Sunday, November 20, 2016

Socialism is common sense

The Socialist Party considers that in our small way, we have made history. Yet we exist in the present as a political party is to make the future. The Socialist Party hopes to act as a catalyst ine the social transition towards a more egalitarian, participatory and environmentally sustainable world.

We are a sharing economy. We have always shared. Humanity would never have survived unless we practiced sharing at a personal and communal basis. We shared common lands with our neighbours and communities just as today share the roads. Mutual aid is an evolutionary trait that anthropologists have long recognised as intrinsic to our essential nature. It remains a fact that the sharing economy has always been with us in one form or another and sharing has forever played its part in our everyday lives.

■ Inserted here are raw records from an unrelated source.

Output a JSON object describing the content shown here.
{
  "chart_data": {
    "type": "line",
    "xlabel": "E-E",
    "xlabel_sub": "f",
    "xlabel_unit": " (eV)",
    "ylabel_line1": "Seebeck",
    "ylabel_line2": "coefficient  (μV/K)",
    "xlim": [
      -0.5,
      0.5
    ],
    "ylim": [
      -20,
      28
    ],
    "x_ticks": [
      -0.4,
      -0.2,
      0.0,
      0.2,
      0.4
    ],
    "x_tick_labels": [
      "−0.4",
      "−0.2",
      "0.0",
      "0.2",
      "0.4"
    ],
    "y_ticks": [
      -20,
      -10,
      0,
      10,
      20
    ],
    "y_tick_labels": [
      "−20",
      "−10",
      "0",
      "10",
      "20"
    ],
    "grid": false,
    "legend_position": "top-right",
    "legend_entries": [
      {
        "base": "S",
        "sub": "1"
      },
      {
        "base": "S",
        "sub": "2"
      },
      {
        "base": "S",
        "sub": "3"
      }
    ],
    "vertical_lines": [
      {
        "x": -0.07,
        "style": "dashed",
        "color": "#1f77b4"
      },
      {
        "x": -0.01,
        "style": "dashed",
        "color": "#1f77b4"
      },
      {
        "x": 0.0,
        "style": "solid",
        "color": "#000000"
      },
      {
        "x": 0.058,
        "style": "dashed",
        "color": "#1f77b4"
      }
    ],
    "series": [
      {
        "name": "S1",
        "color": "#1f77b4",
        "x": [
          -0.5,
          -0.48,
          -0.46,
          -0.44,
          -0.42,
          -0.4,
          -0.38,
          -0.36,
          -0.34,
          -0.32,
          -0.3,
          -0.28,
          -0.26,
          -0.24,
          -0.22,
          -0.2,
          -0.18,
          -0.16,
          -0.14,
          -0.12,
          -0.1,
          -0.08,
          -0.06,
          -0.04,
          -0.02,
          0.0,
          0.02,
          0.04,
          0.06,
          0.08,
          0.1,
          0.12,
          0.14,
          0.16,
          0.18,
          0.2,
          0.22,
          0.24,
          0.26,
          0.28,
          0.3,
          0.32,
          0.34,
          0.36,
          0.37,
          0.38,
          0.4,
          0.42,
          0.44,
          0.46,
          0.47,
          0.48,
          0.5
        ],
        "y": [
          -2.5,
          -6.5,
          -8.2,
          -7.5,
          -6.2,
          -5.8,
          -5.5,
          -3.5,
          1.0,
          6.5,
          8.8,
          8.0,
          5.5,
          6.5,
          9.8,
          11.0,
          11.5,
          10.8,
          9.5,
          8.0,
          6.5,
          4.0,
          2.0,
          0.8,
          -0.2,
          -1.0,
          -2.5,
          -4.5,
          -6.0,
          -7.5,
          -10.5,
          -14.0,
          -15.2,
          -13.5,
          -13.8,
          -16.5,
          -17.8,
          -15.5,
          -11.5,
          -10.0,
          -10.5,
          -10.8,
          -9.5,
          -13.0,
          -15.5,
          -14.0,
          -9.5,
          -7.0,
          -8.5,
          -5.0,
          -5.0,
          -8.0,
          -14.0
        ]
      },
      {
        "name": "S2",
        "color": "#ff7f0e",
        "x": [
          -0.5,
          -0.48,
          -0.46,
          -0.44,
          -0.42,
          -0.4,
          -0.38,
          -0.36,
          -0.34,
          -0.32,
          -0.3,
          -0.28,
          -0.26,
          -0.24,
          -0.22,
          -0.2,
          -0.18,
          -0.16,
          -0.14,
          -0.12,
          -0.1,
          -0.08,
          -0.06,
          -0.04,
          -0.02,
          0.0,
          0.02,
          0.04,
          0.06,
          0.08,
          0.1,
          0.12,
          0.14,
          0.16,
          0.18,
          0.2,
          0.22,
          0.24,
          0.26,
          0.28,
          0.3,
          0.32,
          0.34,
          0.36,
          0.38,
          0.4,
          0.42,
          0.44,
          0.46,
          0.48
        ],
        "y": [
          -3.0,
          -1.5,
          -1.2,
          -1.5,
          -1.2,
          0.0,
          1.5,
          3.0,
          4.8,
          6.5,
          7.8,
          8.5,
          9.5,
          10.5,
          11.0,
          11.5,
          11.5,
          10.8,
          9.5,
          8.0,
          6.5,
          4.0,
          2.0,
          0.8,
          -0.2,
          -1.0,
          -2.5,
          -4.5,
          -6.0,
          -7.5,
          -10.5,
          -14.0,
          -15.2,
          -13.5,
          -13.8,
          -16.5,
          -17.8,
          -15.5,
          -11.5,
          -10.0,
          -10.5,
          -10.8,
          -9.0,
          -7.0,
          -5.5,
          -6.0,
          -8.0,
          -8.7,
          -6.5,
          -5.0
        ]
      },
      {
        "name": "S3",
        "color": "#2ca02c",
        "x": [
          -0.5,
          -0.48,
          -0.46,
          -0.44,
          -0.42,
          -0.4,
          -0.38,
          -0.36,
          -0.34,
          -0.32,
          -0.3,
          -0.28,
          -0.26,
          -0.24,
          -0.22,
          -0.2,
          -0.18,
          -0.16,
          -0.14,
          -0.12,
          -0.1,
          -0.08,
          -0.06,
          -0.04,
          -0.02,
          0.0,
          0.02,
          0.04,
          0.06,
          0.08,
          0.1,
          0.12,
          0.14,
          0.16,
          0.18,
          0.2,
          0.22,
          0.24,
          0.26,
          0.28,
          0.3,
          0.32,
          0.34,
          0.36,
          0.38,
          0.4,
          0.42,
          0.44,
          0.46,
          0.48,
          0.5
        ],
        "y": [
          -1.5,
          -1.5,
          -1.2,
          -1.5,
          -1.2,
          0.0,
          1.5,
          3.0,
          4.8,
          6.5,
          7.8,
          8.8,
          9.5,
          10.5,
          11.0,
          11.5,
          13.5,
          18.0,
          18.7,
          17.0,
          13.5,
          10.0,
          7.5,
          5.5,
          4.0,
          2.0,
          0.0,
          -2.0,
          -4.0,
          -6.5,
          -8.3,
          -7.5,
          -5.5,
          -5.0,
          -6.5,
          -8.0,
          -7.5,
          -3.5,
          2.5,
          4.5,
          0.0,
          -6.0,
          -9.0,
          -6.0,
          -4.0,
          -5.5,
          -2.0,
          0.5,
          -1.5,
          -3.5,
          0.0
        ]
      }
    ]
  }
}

People are naturally social and creative and it drives us to innovate. And the flexibility of human behavior, such as our capacity for cooperation and adaptation, allows us to envisage and create a world beyond the current economic and political models many regard as unchangeable.

Capitalism is beginning to become a dirty word again. People have begun to protest against the profit system and the effect it is having on the environment and the quality of life generally. Neither the Democrats nor the Republicans want nothing to do with these protests. They are as committed to serving the interests of Wall Street. Jill Stein and the Green Party are not anti-capitalist either. Certainly, they criticise Big Corporations and are critical of some of the ways the market-driven system works. And Green Party Ministers in Germany, France Ireland and Italy haven't made any difference to the way capitalism works. It's the old illusion that you can use taxes and government intervention to make the capitalist system work for everybody's benefit. You can't, as has been proved time and again.

A supposedly spontaneous, unorganised anti-capitalist revolution would only end in disaster out of which either the present rulers would succeed in reasserting their control or a new set of rulers would profit from the chaos to seize power. If we are going to get rid of capitalism the majority is going to have to organise itself to do so—in a permanent organisation with a democratic structure. We need to organise to create a state-free, money-free society where goods are produced not to make profits but simply because people needed them.

The election is carried out as if the two main protagonists are marketing agencies selling two superficially different (but nevertheless fundamentally identical) products. The tools of their trade are the typical marketing techniques employed by corporate business everywhere - "spin", "positioning" in relation to key target sectors, junk mail and cold calling of those in a targeted market niche.

So what can you do? Not voting is not as bad as voting for one or other of the parties that stand for keeping capitalism going. But it's a bit of a cop-out. Our ancestors were right to struggle for the vote. The fact that up to now it hasn't been used properly is no reason for rejecting it as useless. Because we think that, in future, the election system could be used in a constructive way we shall be exercising our right to vote. We suggest a write-in vote for socialism. Real socialism, that is. In real socialism, since profit making and money will be abolished, it is all the people and the environment which will come first. Capitalism, with its anti-environmental and anti-social policies, is what needs to be replaced. Socialism is a theory of society that pulls away the mystifying veil of capitalism to reveal the economic exploitation at its core. In light of all the suffering and misery that is erupting throughout the world, is it not time to share resources with one another. Capitalism really did create the capacity for comfortable living. Consider socialism as the common sense application of that potential for abundance.